Unfortunately, servicers cannot rely on the antiquated USAP report for sufficing for Regulation AB compliance. Thus, at the heart of Item 1122 is the newly adopted servicing criteria put forth by the SEC. The minimum servicing criteria as outlined in Regulation AB for Item 1122 consist of four main categories:

* General Servicing Considerations

* Cash Collection and Administration

* Investor Remittances and Reporting

* Pool Asset Administration

These categories describe major components of the servicing function, with each category containing servicing criteria that have been designed to have general applicability to the servicing of all asset-backed securities.

These newly adopted minimum servicing criteria are geared towards today's ever-growing and complex asset-backed securities industry. Previous servicing criteria, such as the USAP audit, was simply "... not designed for the breadth of asset classes included in ABS offerings ... and does not address aspects of the servicing function that may be important in servicing asset-backed securities."

Additionally, these newly adopted servicing criteria are much more in-depth and far-reaching than that of the Uniform Single Attestation Program, known as USAP. According to the SEC, the USAP has "... significant limitations in the context of ABS reporting."

* Some of the USAP criteria may not be applicable to other asset types, such as criteria regarding property tax escrow accounts.

* Because it was written to address compliance criteria for residential mortgages, it does not adequately address other ABS areas, such as auto loans.

* There is no consistency as to which USAP criteria are applied to a particular asset type outside of residential mortgages. Thus, the list of exceptions varies from issuer to issuer.

* Rarely in the USAP is substituted criteria included that would be relevant to that asset class.
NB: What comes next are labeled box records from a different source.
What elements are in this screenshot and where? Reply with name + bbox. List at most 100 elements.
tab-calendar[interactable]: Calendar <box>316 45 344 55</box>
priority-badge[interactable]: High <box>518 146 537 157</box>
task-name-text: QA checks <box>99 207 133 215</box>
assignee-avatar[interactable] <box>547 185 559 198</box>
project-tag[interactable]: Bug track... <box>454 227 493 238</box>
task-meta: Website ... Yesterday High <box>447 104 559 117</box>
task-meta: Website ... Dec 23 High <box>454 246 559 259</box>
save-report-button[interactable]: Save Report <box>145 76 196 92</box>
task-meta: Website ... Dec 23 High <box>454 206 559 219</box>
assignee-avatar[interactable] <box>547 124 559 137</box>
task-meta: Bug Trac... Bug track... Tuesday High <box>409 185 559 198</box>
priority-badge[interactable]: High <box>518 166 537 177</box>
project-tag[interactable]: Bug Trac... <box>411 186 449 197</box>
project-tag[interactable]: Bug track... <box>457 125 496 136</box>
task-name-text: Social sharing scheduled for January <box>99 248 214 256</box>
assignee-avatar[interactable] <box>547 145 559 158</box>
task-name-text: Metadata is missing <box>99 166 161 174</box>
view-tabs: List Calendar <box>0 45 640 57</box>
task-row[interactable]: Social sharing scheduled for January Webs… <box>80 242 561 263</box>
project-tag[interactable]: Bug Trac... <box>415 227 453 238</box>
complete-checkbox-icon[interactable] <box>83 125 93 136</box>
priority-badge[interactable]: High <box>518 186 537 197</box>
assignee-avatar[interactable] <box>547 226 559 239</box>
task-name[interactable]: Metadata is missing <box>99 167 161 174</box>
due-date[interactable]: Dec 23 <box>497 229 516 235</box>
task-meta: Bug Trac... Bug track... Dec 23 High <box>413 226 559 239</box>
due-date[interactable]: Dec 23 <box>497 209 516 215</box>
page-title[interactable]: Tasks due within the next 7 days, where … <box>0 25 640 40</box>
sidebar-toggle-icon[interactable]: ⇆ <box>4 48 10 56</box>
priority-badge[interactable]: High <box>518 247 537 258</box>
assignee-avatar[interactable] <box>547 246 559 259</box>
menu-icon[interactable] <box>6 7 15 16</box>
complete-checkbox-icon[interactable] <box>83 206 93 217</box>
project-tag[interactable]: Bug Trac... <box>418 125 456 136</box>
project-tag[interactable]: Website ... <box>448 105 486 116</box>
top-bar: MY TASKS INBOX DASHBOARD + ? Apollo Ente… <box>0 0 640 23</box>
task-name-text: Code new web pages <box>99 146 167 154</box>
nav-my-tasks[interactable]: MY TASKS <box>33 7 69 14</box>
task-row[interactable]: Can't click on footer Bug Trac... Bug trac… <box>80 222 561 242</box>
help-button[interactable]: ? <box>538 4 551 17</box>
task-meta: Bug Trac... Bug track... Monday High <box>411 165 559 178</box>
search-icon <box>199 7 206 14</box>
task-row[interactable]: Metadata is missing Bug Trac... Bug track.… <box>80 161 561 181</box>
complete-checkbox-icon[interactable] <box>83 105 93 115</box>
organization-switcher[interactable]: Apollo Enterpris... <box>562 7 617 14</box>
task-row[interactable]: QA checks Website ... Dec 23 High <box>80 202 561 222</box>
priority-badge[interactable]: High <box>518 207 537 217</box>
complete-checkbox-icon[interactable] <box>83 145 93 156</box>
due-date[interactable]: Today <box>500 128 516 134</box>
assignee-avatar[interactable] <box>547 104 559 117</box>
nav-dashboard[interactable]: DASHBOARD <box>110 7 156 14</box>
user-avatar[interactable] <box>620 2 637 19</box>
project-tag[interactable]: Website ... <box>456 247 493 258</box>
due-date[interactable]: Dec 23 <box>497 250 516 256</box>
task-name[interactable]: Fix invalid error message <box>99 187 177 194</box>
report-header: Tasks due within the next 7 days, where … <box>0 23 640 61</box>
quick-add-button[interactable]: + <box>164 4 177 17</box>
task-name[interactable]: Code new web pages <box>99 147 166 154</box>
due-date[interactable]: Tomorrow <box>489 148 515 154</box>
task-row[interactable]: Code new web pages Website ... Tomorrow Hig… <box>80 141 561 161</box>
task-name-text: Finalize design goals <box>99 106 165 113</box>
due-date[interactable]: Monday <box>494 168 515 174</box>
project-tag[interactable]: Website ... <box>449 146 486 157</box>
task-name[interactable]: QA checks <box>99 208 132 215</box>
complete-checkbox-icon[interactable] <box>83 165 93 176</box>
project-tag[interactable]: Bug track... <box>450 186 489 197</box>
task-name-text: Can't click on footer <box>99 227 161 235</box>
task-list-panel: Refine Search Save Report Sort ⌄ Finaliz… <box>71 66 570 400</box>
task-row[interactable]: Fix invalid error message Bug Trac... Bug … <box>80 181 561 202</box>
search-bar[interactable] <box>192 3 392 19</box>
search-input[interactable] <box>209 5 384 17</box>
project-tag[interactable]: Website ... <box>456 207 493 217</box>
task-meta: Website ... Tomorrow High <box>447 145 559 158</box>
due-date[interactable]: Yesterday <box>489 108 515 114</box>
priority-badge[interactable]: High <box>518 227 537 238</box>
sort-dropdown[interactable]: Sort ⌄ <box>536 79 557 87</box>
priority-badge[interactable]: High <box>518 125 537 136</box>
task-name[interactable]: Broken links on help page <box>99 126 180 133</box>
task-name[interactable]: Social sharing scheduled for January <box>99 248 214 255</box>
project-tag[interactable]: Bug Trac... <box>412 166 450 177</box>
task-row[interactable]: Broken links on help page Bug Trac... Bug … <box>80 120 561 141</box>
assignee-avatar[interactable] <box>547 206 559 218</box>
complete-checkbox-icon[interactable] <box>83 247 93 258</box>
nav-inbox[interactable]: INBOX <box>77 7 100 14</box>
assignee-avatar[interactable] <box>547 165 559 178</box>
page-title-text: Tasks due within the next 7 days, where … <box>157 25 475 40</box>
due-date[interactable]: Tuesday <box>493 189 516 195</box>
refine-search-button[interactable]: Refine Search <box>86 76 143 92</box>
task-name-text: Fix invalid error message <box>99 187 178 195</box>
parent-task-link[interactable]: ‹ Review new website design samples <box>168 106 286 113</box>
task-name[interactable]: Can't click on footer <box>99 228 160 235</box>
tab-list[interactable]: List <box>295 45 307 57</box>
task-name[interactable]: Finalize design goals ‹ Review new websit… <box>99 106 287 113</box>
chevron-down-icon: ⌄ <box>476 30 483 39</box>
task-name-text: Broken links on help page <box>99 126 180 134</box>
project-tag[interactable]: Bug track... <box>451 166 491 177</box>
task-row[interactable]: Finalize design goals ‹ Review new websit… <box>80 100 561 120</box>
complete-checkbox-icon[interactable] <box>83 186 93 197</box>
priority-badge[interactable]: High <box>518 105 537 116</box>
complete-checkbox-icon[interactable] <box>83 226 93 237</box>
* The USAP does not clearly address the totality of activities and parties involved in servicing an ABS transaction.

Where to From Here?

It is imperative that servicers begin to take Regulation AB Item 1122 and Item 1123 compliance seriously. Continued noncompliance will only further the problem, requiring additional costs and time. Additionally, specialty firms for Regulation AB compliance are beginning to emerge and are thus likely a cost-effective alternative to larger, national firms.